Gözlerimi devirdim. "Tess, bunu söylemen gerçekten orada işe yarabilirdim. Bir süreliğine kalp krizi geçirdiğini düşündüm. " Böyle bir şeyi kendi kendime nasıl anlayacağımı düşünmüştü ki?

Anlayabilirdin. Beynini kullanmayı seçseydin.

"İçeride ne kadar kötüydü?"

"Oldukça. " dedim Teresa'ya biraz sinirlenmeden edemeyerek. "Öleceğimizi sandı. " dedim sadece yaşadıklarımızı nasıl anlatayacağımı bilemeyerek.

"Sana- Sana bir şey yapmadı değil mi?"

"Ne, hayır. Uzun bir süre boyunca parmakları kırıktı zaten. Ama Ethan'a hak vermem lazım. Asansör düşerken ben de bir süreliğine öleceğimizi sandım. "

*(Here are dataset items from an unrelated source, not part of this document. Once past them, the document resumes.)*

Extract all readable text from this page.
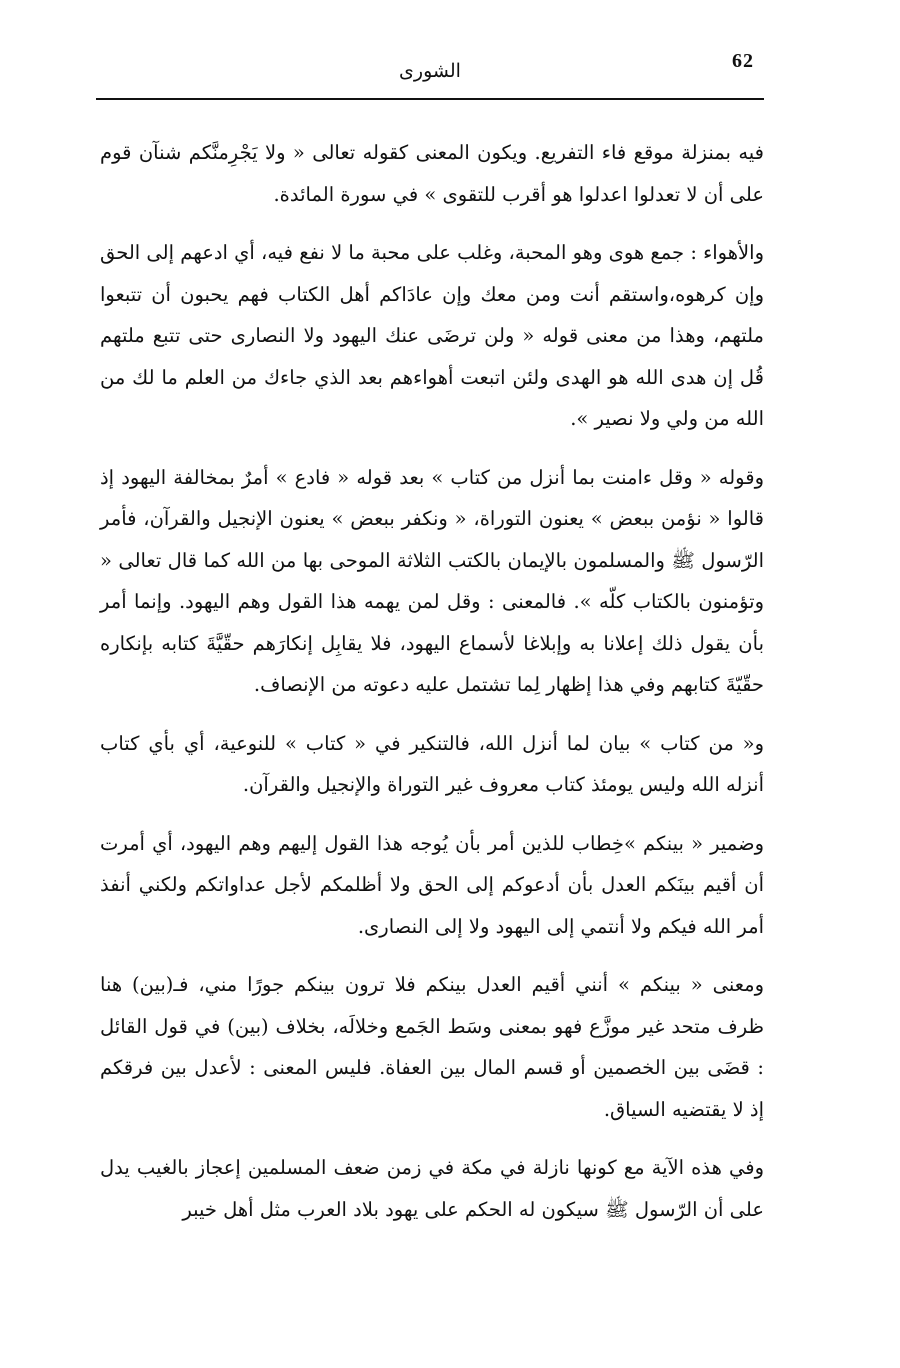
62
الشورى

فيه بمنزلة موقع فاء التفريع. ويكون المعنى كقوله تعالى « ولا يَجْرِمنَّكم شنآن قوم على أن لا تعدلوا اعدلوا هو أقرب للتقوى » في سورة المائدة.

والأهواء : جمع هوى وهو المحبة، وغلب على محبة ما لا نفع فيه، أي ادعهم إلى الحق وإن كرهوه،واستقم أنت ومن معك وإن عادَاكم أهل الكتاب فهم يحبون أن تتبعوا ملتهم، وهذا من معنى قوله « ولن ترضَى عنك اليهود ولا النصارى حتى تتبع ملتهم قُل إن هدى الله هو الهدى ولئن اتبعت أهواءهم بعد الذي جاءك من العلم ما لك من الله من ولي ولا نصير ».

وقوله « وقل ءامنت بما أنزل من كتاب » بعد قوله « فادع » أمرٌ بمخالفة اليهود إذ قالوا « نؤمن ببعض » يعنون التوراة، « ونكفر ببعض » يعنون الإنجيل والقرآن، فأمر الرّسول ﷺ والمسلمون بالإيمان بالكتب الثلاثة الموحى بها من الله كما قال تعالى « وتؤمنون بالكتاب كلّه ». فالمعنى : وقل لمن يهمه هذا القول وهم اليهود. وإنما أمر بأن يقول ذلك إعلانا به وإبلاغا لأسماع اليهود، فلا يقابِل إنكارَهم حقّيَّةَ كتابه بإنكاره حقّيّةَ كتابهم وفي هذا إظهار لِما تشتمل عليه دعوته من الإنصاف.

و« من كتاب » بيان لما أنزل الله، فالتنكير في « كتاب » للنوعية، أي بأي كتاب أنزله الله وليس يومئذ كتاب معروف غير التوراة والإنجيل والقرآن.

وضمير « بينكم »خِطاب للذين أمر بأن يُوجه هذا القول إليهم وهم اليهود، أي أمرت أن أقيم بينَكم العدل بأن أدعوكم إلى الحق ولا أظلمكم لأجل عداواتكم ولكني أنفذ أمر الله فيكم ولا أنتمي إلى اليهود ولا إلى النصارى.

ومعنى « بينكم » أنني أقيم العدل بينكم فلا ترون بينكم جورًا مني، فـ(بين) هنا ظرف متحد غير موزَّع فهو بمعنى وسَط الجَمع وخلالَه، بخلاف (بين) في قول القائل : قضَى بين الخصمين أو قسم المال بين العفاة. فليس المعنى : لأعدل بين فرقكم إذ لا يقتضيه السياق.

وفي هذه الآية مع كونها نازلة في مكة في زمن ضعف المسلمين إعجاز بالغيب يدل على أن الرّسول ﷺ سيكون له الحكم على يهود بلاد العرب مثل أهل خيبر
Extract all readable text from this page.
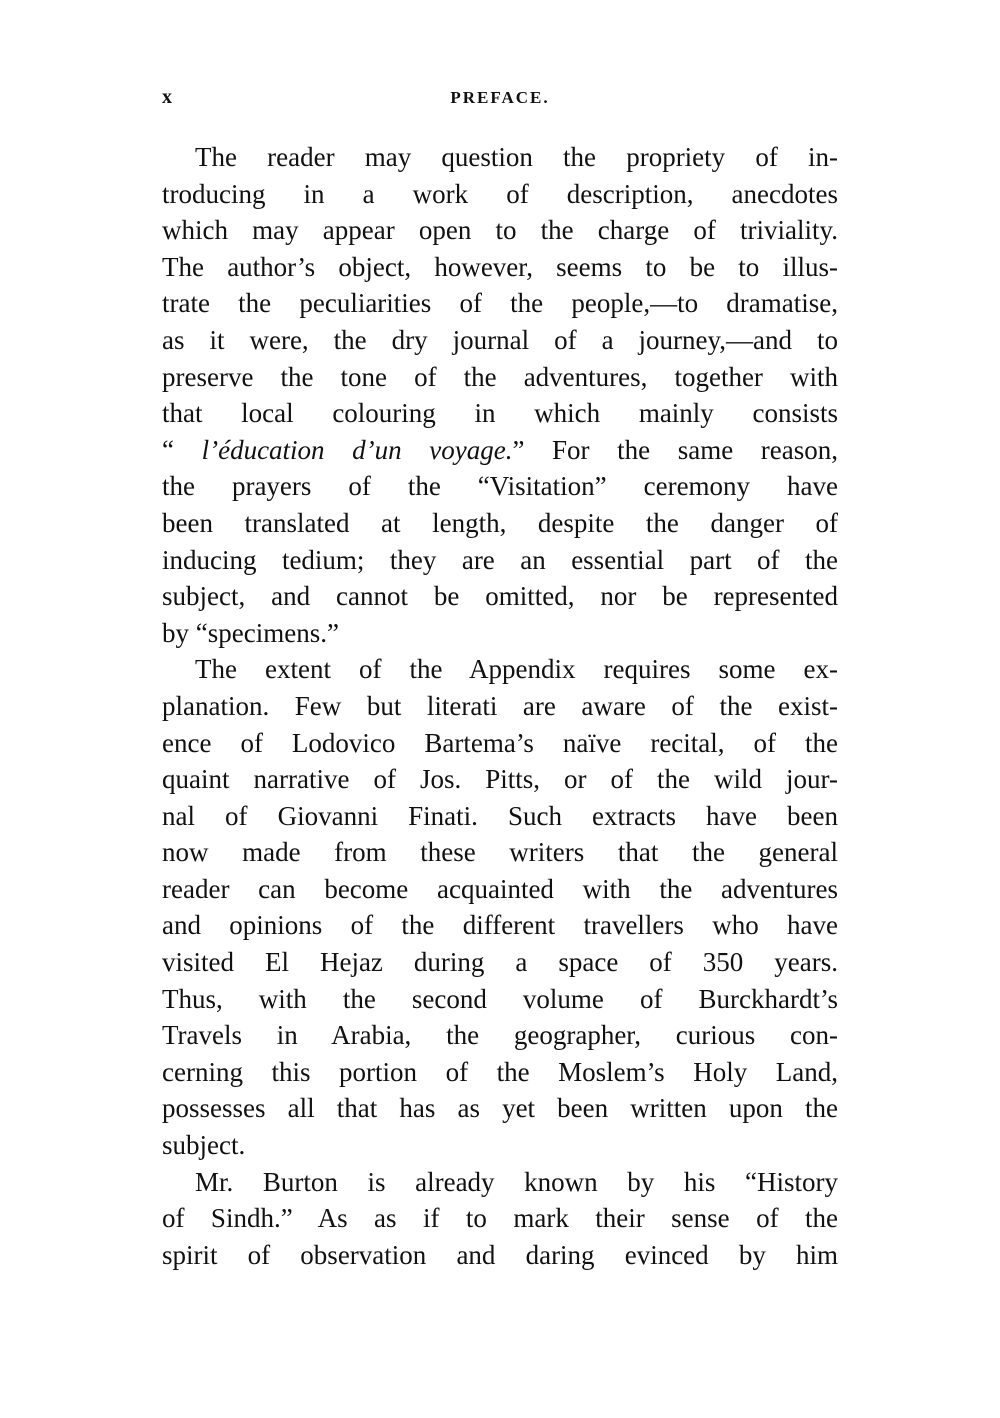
x	PREFACE.
The reader may question the propriety of in-
troducing in a work of description, anecdotes
which may appear open to the charge of triviality.
The author’s object, however, seems to be to illus-
trate the peculiarities of the people,—to dramatise,
as it were, the dry journal of a journey,—and to
preserve the tone of the adventures, together with
that local colouring in which mainly consists
“ l’éducation d’un voyage.” For the same reason,
the prayers of the “Visitation” ceremony have
been translated at length, despite the danger of
inducing tedium; they are an essential part of the
subject, and cannot be omitted, nor be represented
by “specimens.”
The extent of the Appendix requires some ex-
planation. Few but literati are aware of the exist-
ence of Lodovico Bartema’s naïve recital, of the
quaint narrative of Jos. Pitts, or of the wild jour-
nal of Giovanni Finati. Such extracts have been
now made from these writers that the general
reader can become acquainted with the adventures
and opinions of the different travellers who have
visited El Hejaz during a space of 350 years.
Thus, with the second volume of Burckhardt’s
Travels in Arabia, the geographer, curious con-
cerning this portion of the Moslem’s Holy Land,
possesses all that has as yet been written upon the
subject.
Mr. Burton is already known by his “History
of Sindh.” As as if to mark their sense of the
spirit of observation and daring evinced by him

"Şimdi... Şimdi iyisin değil mi ama? "

"Tabi ki de. Oradan çıktık değil mi? Nedense içimdeki bir ses yaşadığım en kötü şeyin o olmadığını söylüyor."

"Claire, tabi ki de. Yaşadığın en kötü şey asansörde Ethan'la dört saat geçirmek olsaydı-" Durdu. Cümlesinin nereye gittiğini ancak ağzından çıkınca fark etmişti.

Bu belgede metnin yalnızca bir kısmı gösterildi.